Everything you need to know about the connection between the Internet of Things and AI

Everything you need to know about the connection between the Internet of Things and AI

IOT (Internet of Things) is a buzzword, which has quite a lot of different meanings. The possibilities it offers combined with AI tools are the major factors behind the all the hype about the 4th (and 5th) industrial revolution. In this article, we share what we think this is all about, and how it might be important for business innovators.


There’s always a lot of confusion around buzzwords. This whole blog is dedicated to the practical, business and industrial applications of AI, and for that matter, we simply can’t avoid talking about IOT. There are some important opportunities hiding below this expression. Problem is, there is a lot of overlap between these buzzwords, especially because the best value is in the combination of them. These new expressions often make the impression of bringing on something new, something extra, although sometimes it already existed for decades, under a different guise.

Think ‘smart’. All this buzzy expression means is that ‘smart’ tools can communicate with other smart tools via Bluetooth or WiFi. Basically that they are wired, they can be accessed from a digital network.

What IoT really means

IoT basically means the ‘smartening up’ of a tool, which already a has a function beyond communication. The TV, the phone and the watch is already ‘smart’, now the termostat, the washing machine and the car is following their footsteps. These are appliances that already had clearly defined functions (a washing machine is there to wash clothes), whereas a TV has always been a media platform, it can just do more and better of it (digital and on-demand, instead of analogue and broadcast).

The Internet of Things mean nothing more that there is a growing number of devices have functions for receiving, sending and recording data. These things can thereby talk to each other.

‘Internet of Things’ has only a slightly different meaning from ‘smart’, as a ‘smart home’ is just a home that is filled with ‘IoT’ stuff. These images are sticky and viral, because mostly everyone can relate to them - the people who read tech news usually have homes, tv sets and kitchen appliances.

So, is there all to it? Everything that runs on electricity can be connected to the network and voilá: Internet of Things?

Basically yes, but the situation has become a little more complicated than that by now.

IoT Tools

When IoT took the Internet by storm, it was mostly due to a single new product: the Nest.

The smart termostat company has been acquired by Google for 3.2 billion in 2014, creating widespread speculation, that Google will soon rewire all our homes with smart tools.

The learning thermostat that blazed the trail of smart tools at home

Nest was different in other ways as well, though: it was capable of learning. Its ‘smartness’ went beyond communication, it memorized its usage pattern and was able to automatically follow it.

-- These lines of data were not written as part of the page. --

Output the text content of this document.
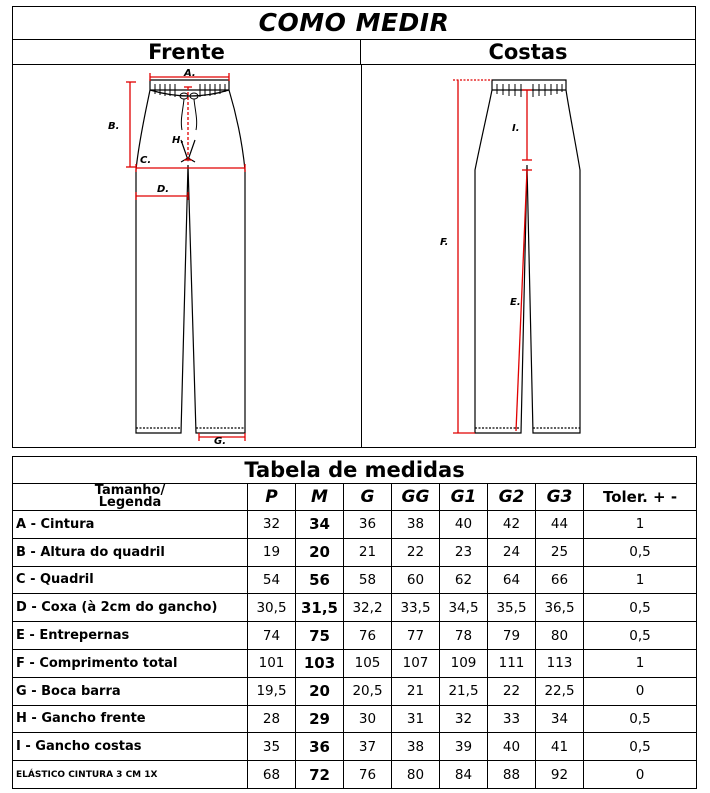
COMO MEDIR
Frente	Costas
A.
B.
C.
D.
H.
G.
I.
F.
E.
Tabela de medidas								
Tamanho/
Legenda	P	M	G	GG	G1	G2	G3	Toler. + -
A - Cintura	32	34	36	38	40	42	44	1
B - Altura do quadril	19	20	21	22	23	24	25	0,5
C - Quadril	54	56	58	60	62	64	66	1
D - Coxa (à 2cm do gancho)	30,5	31,5	32,2	33,5	34,5	35,5	36,5	0,5
E - Entrepernas	74	75	76	77	78	79	80	0,5
F - Comprimento total	101	103	105	107	109	111	113	1
G - Boca barra	19,5	20	20,5	21	21,5	22	22,5	0
H - Gancho frente	28	29	30	31	32	33	34	0,5
I - Gancho costas	35	36	37	38	39	40	41	0,5
ELÁSTICO CINTURA 3 CM 1X	68	72	76	80	84	88	92	0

Now, if you give Machine Learning capabilities to devices that can communicate to each other in realtime, you suddenly created a new level of complexity. These could lead to the utopic image of the true ‘smart home’ which actually adapts to the life of its human owners, optimizing everything towards their needs automatically.

It’s already pretty commonplace that you can set the heating, the dishwasher or the microwave to certain triggers (“when I start the engine of my car at my workplace, start heating up my dinner”). But all these require considerable efforts to set up, and you need to review them constantly, every time the pattern changes a bit.

This is where AI could step in, to make the whole experience smoother, without the need for micromanagement. IoT digitizes our physical reality, the AI can utilize the immense amounts of data and form it into dynamic action.

There are some real life examples out there already, like the ‘ET City Brain’ in the city of Huangzhou, China. Every traffic light has a built-in camera, so the central computer knows exactly what the traffic situation is: and dynamically adapts the traffic lights programming. Yes, this means that ambulances get ‘green waves’ so they can cut through the streets smoothly.

AI and IoT, or ‘AIOT’ can be a victim of overhype - developers, like us, know this all too well. There are numerous industrial and business use cases where the sensors gather data, and this data is the resource for the algorithms which process and react to it, we wrote about them here.

For a deeper dive into how these innovations are just the beginning of a transformative journey, explore our comprehensive guide on 'The AI Journey'.

We will see many new examples in the near future. Coordinating drones, managing fleets, logistics in general is one area where the most interesting practical use cases might spring up in the near future, as there is a huge efficiency potential in optimizing networks of vehicles.

‘Smart’ doesn’t need to stay at ‘home’ either, because the office can benefit from dynamic resource sharing and other solutions that play around the humans doing work within their walls. And that is how these buzzwords sometimes carry more depth than it might seem at first: the richer and more refined the data is, the better solutions machine learning algorithms can come up with. We are only scratching the surface of what the ‘Internet of Things’ might actually mean for our lives, by the end of this decade.